Politik uang dan netralitas ASN

Meskipun pilkada sejauh ini berjalan lancar, bukan berarti terbebas dari sejumlah ancaman yang bisa saja menjadi potensi kerawanan, bila tak diantisipasi sedini mungkin untuk pencegahan. Sebut saja, persoalan klasik, yang selalu dituduhkan menjadi ancaman adalah soal politik uang dan netralitas aparatur sipil negara (ASN), termasuk kepala desa, aparat TNI/Polri, dan pegawai BUMN/BUMD.

Upaya pencegahan yang patut diapresiasi, misalnya, ketika Badan Pengawas Pemilihan Umum (Bawaslu) Kota Semarang, Jawa Tengah, pada 23 Oktober lalu menggerebek dan membubarkan pertemuan paguyuban para kepala desa se-Jawa Tengah di sebuah hotel yang diindikasikan mendukung untuk salah satu pasangan gubernur dan wakil gubernur tertentu. Para kepala desa itu bahkan membawa slogan "Satu Komando Bersama Sampai Akhir".

Ketua Bawaslu RI Rachmat Bagja dalam konferensi pers pada 28 Oktober lalu menyebutkan bahwa sebanyak 195 kasus dugaan pelanggaran netralitas kepala desa selama kampanye, sejak 25 September lalu, tersebar di 25 provinsi.

Sampai dengan saat konferensi pers itu, dari 195 kasus pelanggaran netralitas kepala desa, terdapat 59 temuan dari Bawaslu dan 136 kasus dari laporan masyarakat. Dari jumlah tersebut, 130 kasus diregister, 55 tidak diregister, dan 10 kasus belum diregister.

Dari 130 kasus yang diregister, terdapat 12 perkara merupakan tindak pidana pelanggaran pemilu, 97 kasus pelanggaran peraturan perundang-undangan, dan 42 kasus bukan pelanggaran.
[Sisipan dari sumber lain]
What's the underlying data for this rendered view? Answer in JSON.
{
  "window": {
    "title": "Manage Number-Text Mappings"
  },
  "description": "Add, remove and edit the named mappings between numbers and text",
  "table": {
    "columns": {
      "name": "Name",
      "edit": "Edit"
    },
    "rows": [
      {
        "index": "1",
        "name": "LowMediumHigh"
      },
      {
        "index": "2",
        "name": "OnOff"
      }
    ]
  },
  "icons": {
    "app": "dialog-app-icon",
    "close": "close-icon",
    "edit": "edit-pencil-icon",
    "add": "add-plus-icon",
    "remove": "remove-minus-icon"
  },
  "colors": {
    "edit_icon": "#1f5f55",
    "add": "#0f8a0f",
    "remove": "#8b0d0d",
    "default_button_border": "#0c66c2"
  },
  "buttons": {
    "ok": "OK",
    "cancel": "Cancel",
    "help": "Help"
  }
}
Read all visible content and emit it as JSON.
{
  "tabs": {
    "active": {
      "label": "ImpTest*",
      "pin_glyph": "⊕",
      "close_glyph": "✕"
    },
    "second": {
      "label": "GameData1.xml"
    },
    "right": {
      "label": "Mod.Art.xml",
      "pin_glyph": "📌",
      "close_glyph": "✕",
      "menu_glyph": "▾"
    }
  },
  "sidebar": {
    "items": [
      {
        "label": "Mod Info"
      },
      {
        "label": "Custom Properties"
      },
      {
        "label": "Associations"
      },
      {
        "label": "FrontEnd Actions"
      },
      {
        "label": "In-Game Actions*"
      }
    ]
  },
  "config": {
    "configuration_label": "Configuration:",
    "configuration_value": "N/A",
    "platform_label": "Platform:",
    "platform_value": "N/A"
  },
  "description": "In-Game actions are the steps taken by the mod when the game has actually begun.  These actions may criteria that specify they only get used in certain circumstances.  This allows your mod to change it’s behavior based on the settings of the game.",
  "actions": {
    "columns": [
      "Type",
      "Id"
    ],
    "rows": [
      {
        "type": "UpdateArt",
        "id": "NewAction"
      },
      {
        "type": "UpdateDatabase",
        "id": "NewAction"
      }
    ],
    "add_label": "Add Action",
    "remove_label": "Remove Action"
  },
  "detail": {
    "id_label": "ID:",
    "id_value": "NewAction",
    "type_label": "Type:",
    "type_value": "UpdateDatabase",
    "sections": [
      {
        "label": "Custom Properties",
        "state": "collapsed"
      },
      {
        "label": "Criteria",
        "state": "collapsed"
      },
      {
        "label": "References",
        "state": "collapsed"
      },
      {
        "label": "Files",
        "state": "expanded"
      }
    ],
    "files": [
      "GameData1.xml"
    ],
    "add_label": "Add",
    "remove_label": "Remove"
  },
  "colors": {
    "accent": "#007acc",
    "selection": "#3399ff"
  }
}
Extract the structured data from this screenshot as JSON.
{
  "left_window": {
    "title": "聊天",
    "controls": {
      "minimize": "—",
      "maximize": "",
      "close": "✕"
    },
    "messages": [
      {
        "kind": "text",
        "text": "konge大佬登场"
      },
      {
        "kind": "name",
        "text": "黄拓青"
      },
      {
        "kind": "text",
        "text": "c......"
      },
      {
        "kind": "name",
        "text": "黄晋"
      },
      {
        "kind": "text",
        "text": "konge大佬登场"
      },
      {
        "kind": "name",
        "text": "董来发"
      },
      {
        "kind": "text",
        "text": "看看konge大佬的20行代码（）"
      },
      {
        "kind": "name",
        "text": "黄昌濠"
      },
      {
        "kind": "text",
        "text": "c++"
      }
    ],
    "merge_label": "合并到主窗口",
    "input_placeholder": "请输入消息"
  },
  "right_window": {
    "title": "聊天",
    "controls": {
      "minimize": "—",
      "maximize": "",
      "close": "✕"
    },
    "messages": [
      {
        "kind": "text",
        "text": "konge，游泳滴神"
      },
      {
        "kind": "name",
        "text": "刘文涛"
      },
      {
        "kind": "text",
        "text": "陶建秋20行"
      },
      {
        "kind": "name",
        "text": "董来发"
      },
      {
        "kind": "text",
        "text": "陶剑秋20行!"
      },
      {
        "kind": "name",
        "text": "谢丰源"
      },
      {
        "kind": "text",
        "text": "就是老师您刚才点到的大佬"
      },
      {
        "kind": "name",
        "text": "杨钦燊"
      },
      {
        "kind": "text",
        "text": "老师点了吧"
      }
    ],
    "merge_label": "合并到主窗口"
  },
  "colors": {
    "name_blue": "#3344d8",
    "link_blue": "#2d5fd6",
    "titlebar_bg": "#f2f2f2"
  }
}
Pasal 70 ayat 1 Undang-Undang Nomor 10 Tahun 2016 tentang Perubahan Kedua Undang-Undang Nomor 1 Tahun 2015 Tentang Peraturan Pemerintah Pengganti Undang-Undang Nomor 1 Tahun 2014 tentang Pemilihan Gubernur, Bupati, dan Wali Kota Menjadi Undang-Undang atau lazim disebut UU Pilkada menyebutkan bahwa selama masa kampanye, pasangan calon dilarang melibatkan kepala desa atau lurah dan perangkat desa maupun perangkat kelurahan.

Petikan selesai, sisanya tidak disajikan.